Currently stalled due to uncertainty about whether enough browsers will implement when plugins are out-of-process.
Problem Summary
Plugins cannot currently provide accessible information about their contents on Linux platforms. This is Mozilla bug 78414.
Glossary
- Accessibility - the degree to which a product is accessible by as many people as possible.
- Assistive Technology (AT) - a piece of software or hardware that connects to the system's accessibility services to provide assistance to the user. This assistance can come in the form of a head tracking system for a user unable to use a mouse, a screen reader for a person with vision impairments, etc.
- Microsoft Active Accessibility (MSAA) - the standard accessibility API for Windows 95 through Windows XP. Accessible objects in MSAA inherit from the IAccessible interface.
- Accessibility Toolkit (ATK) - the standard accessibility API on Linux.
- Document Object Model (DOM) - a in-memory tree representation of the content of a web page.

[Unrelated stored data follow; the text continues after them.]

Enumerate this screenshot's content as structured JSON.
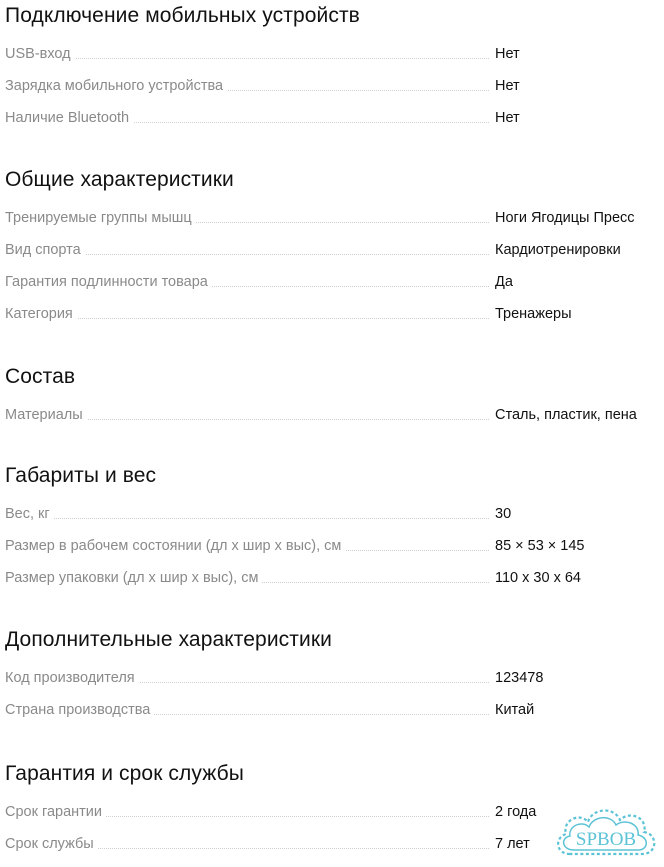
{
  "sections": [
    {
      "title": "Подключение мобильных устройств",
      "rows": [
        {
          "label": "USB-вход",
          "value": "Нет"
        },
        {
          "label": "Зарядка мобильного устройства",
          "value": "Нет"
        },
        {
          "label": "Наличие Bluetooth",
          "value": "Нет"
        }
      ]
    },
    {
      "title": "Общие характеристики",
      "rows": [
        {
          "label": "Тренируемые группы мышц",
          "value": "Ноги Ягодицы Пресс"
        },
        {
          "label": "Вид спорта",
          "value": "Кардиотренировки"
        },
        {
          "label": "Гарантия подлинности товара",
          "value": "Да"
        },
        {
          "label": "Категория",
          "value": "Тренажеры"
        }
      ]
    },
    {
      "title": "Состав",
      "rows": [
        {
          "label": "Материалы",
          "value": "Сталь, пластик, пена"
        }
      ]
    },
    {
      "title": "Габариты и вес",
      "rows": [
        {
          "label": "Вес, кг",
          "value": "30"
        },
        {
          "label": "Размер в рабочем состоянии (дл х шир х выс), см",
          "value": "85 × 53 × 145"
        },
        {
          "label": "Размер упаковки (дл х шир х выс), см",
          "value": "110 x 30 x 64"
        }
      ]
    },
    {
      "title": "Дополнительные характеристики",
      "rows": [
        {
          "label": "Код производителя",
          "value": "123478"
        },
        {
          "label": "Страна производства",
          "value": "Китай"
        }
      ]
    },
    {
      "title": "Гарантия и срок службы",
      "rows": [
        {
          "label": "Срок гарантии",
          "value": "2 года"
        },
        {
          "label": "Срок службы",
          "value": "7 лет"
        }
      ]
    }
  ],
  "watermark": {
    "text": "SPBOB",
    "color": "#5cc3d6",
    "icon": "cloud-logo-icon"
  },
  "colors": {
    "title": "#111111",
    "label": "#8a8a8a",
    "value": "#111111",
    "dots": "#cfcfcf"
  }
}
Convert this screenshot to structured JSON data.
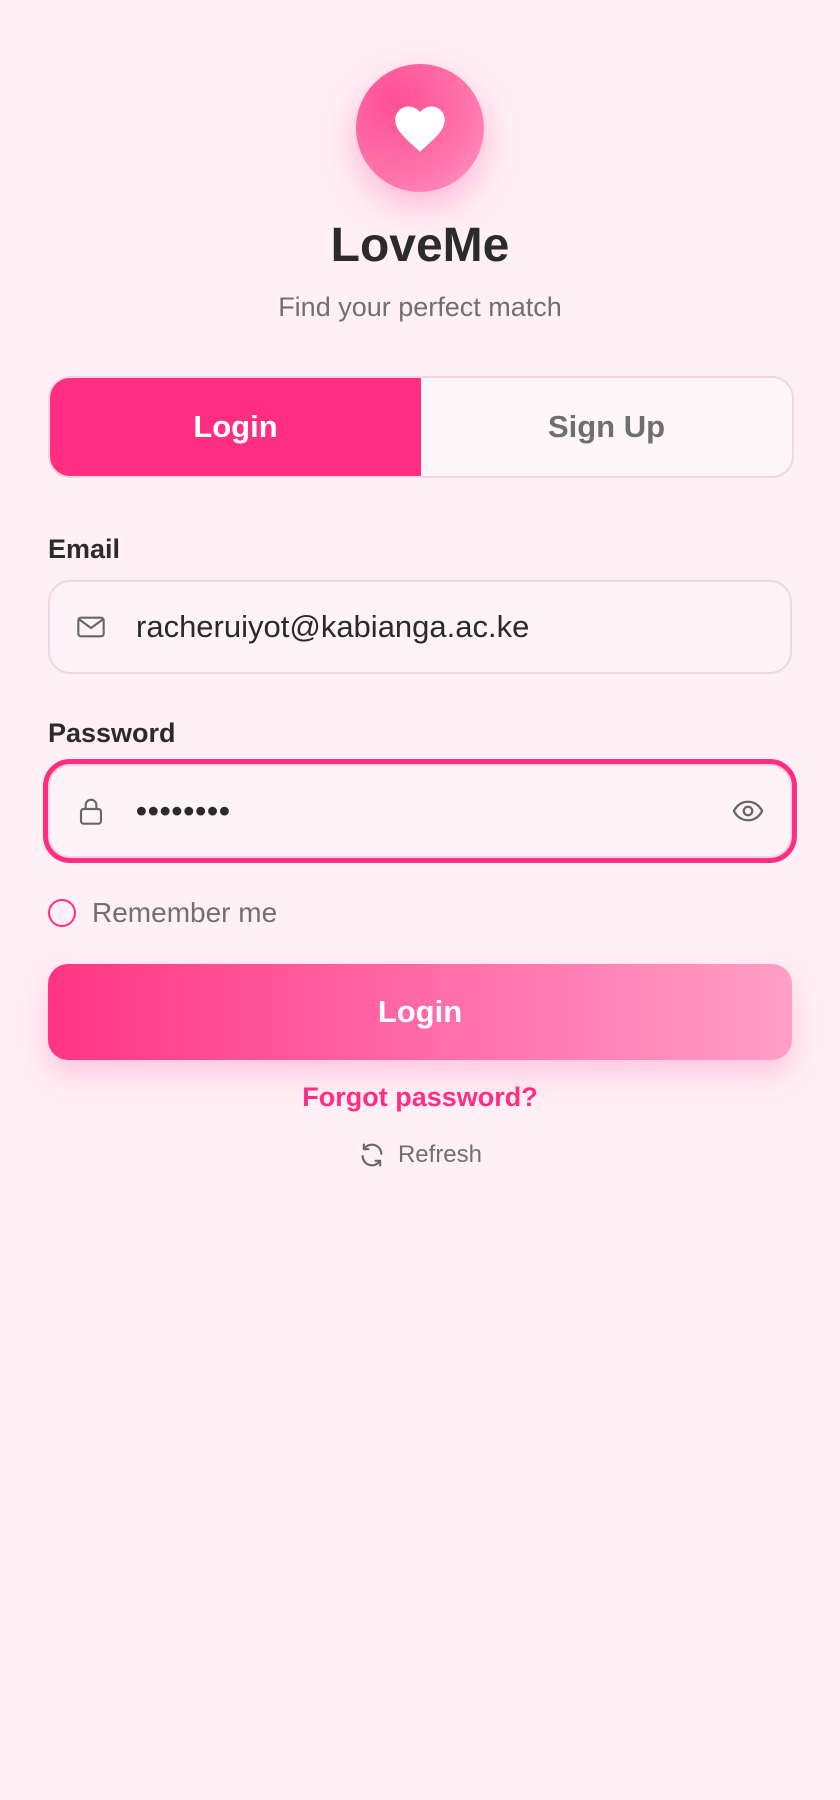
{
  "app": {
    "title": "LoveMe",
    "subtitle": "Find your perfect match",
    "logo_icon": "heart-icon"
  },
  "tabs": {
    "login": "Login",
    "signup": "Sign Up",
    "active": "login"
  },
  "email": {
    "label": "Email",
    "value": "racheruiyot@kabianga.ac.ke",
    "icon": "mail-icon"
  },
  "password": {
    "label": "Password",
    "value": "••••••••",
    "icon": "lock-icon",
    "toggle_icon": "eye-icon",
    "focused": true
  },
  "remember": {
    "label": "Remember me",
    "checked": false
  },
  "actions": {
    "login_label": "Login",
    "forgot_label": "Forgot password?",
    "refresh_label": "Refresh"
  },
  "colors": {
    "accent": "#ff2e82",
    "background": "#fff0f5",
    "text": "#2b2b2b",
    "muted": "#707070"
  }
}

- Interprocess Communication (IPC) - a way of communicating betweenthread and process boundaries.
Related Approaches
On Windows, plugins can provide their own accessibility support by responding to the WM_GETOBJECT WinEvent and returning an instance of IAccessible. Firefox (and other browsers) will call this WinEvent on the plugin object and if an IAccessible is returned, register the accessible into the accessibility hierarchy.
API Requirements
- Plugins should be able to easily provide an accessible implementation (in ATK) to the Browser
- The Browser should inject the plugin's accessible into its accessible hierarchy
- The lifetime of the plugin's accessible should be the same as the lifetime of the plugin.
Current Proposal
Specification
NPAPI Native Accessibility Support for Linux
- Last modified: June 26, 2009
- Author: Brad Taylor, Novell, Inc.
- Contributors:
Plugins have the need to provide accessibility support to the browser so they can be accessed by assistive technologies like screen readers and testing tools. Most common web browsers already provide an accessible implementation of DOM content, but thus far, can only export a blank (and therefore useless) object when it comes across a plugin.
When a plugin's accessible is requested from an assistive technology, or when the plugin is first created, the web browser should call the NPN_GetValue method, passing NPNVNativeAccessibleAtk as the variable parameter.
If the plugin sets value to NULL, the browser should use an empty accessible to represent the plugin.
If value is not NULL, the browser should cast it to an AtkObject, and insert the object into the accessibility hierarchy as a child of the plugin's DOM parent.
The plugin's accessible reference should be incremented (via atk_object_ref) right after the call to NPN_GetValue, and decremented (via atk_object_unref) when the plugin is freed. The accessible provided should not be copied to ensure that the plugin can maintain the state of the plugin object.
This accessible does not need to be updated, so the browser may cache the object for the life of the plugin. Plugins that need to regularly remove and re-add their root accessible object should return a container-type object from NPN_GetValue and make their root accessible a child of the container.
NOTE: This approach should be extensible to other accessibility frameworks, e.g.: windowless Windows plugins or OS X Accessibility.
Implementation Recommendations
Out-of-process Plugins
Since accessibility objects are living objects, they cannot be simply serialized over an IPC between the plugin process and the browser process. Instead, implementors should create proxy objects that wrap methods on the plugin's accessible, and remote the calls over IPC.